Dark Sky precipitation sensor

Tags: #<Tag:0x00007f7c67e4cd30>

I was using the dark sky precipitation sensor in some automations to change behavior based on the current precipitation. In the past I just used the dark sky precipitation sensor directly that that worked as I expected. It seems recently the sensor will now be set to rain/snow/sleet if there is any non-zero % probability of such precipitation occurring. Now even when it is a clear day outside the automations would think it was raining because dark sky might be reporting a 1-2% chance of rain which is not really what I want. My plan to fix this situation was to set up a template sensor that will output the precipitation type only if the probability exceeds some threshold, but I’m not sure what that threshold should be? Is there anyone else out there that has dealt with this problem and found a good value for the probability threshold? Is there some other more reliable sensor value I am missing?

Someone @tom_l uses the probability * the expected rainfall as a threshold for this kind of thing…

I’m not sure how much use it will be but here is my sensor:

- platform: template
  sensors:
    predict_rain_today:
      friendly_name: 'Predicted Rain Today'
      entity_id:
        - sensor.bom_hobart_chance_of_rain_0 # always a single int e.g. 50 for 50%
        - sensor.bom_hobart_possible_rainfall_0 # two formats. Single int or "int_1 to int_2" e.g. "3 to 4"
      unit_of_measurement: mm
      value_template: >
        {% set chance = states('sensor.bom_hobart_chance_of_rain_0')|int /100 %}
        {% if 'to' in states('sensor.bom_hobart_possible_rainfall_0') %}
          {% set amount =  states('sensor.bom_hobart_possible_rainfall_0').split(' to ')  %}
          {% set amount1 = amount[0] | float %}
          {% set amount2 = amount[1] | float %}
          {% set amount_avg = (amount1 + amount2) / 2 %}
        {% else %}
          {% set amount_avg = states('sensor.bom_hobart_possible_rainfall_0') | int %}
        {% endif %}
        {{ (chance * amount_avg)|round(1) }}

It takes the predicted amount of rain (or the average of the predicted range of possible rainfall) and multiplies it by the percent chance of rain to give a single value. I compare this with an input number to fine tune my irrigation control:

- platform: template
  sensors:
    rain_today_limit:
      friendly_name: 'Rain Today Limit (AM & PM)'
      entity_id:
      - sensor.bom_hobart_rain_today
      - sensor.predict_rain_today
      - input_number.rain_limit
      value_template: "{{ ( states('sensor.bom_hobart_rain_today')|float >= states('input_number.rain_limit')|float ) or ( states('sensor.predict_rain_today')|float >= states('input_number.rain_limit')|float ) }}"
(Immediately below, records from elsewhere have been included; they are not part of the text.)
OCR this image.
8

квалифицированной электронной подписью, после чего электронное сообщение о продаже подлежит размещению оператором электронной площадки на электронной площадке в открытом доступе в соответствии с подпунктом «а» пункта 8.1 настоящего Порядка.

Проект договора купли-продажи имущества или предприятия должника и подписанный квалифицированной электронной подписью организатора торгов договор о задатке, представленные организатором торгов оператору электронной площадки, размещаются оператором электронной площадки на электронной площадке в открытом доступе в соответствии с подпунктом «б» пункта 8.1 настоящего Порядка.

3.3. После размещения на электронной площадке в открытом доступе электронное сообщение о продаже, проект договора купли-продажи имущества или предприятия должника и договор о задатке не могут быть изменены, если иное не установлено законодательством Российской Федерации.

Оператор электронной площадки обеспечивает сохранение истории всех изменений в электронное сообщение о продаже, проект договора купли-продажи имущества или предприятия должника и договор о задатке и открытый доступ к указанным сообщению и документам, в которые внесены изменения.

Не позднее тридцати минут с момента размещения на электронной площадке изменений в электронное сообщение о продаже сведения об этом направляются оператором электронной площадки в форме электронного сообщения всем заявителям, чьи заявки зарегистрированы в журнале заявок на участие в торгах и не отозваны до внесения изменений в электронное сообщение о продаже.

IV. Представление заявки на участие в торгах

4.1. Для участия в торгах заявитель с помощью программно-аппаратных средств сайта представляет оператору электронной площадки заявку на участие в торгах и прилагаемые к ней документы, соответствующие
Isn’t BOM just Australian weather?
I used to do something similar though using Darksky but I was never that happy with the results.

Now I use Smartweather. If you (@jaminh) are lucky enough to have any Smartweather stations near you there is a Custom Component or you can use a REST sensor. Smartweather can provide actual rainfall data for today and yesterday.

Look here https://smartweather.weatherflow.com/map to find stations near you and
look here SmartWeather - Get local weather data combined with Dark Sky Forecast for the CC

Well yeah which Tom uses… just an example of how you can use probability and expected rainfall to calculate a number you could use to trigger an automation… the source isn’t as relevant as the principle.

I’m just using it as a condition to perform an action only if it is currently raining. I probably need to brush up on my statistics but my thought is I should be able to adjust the probability threshold based on my tolerance for false positives/false negatives. I would think increasing the threshold decreases the likelihood that the sensor will report it is raining when it is not but may increase the likelihood that the sensor reports its not raining even though it is. Is that a valid way to think about it? My plan currently is to just observe the data for awhile and try to set the threshold based on intuition. My hope was that either someone has already gone through this exercise and could lend me some insight, or perhaps someone would offer me a free stats lesson and I could take a more mathematical approach. If not I’ll report back with my observations after we get some rainy or snowy weather around here.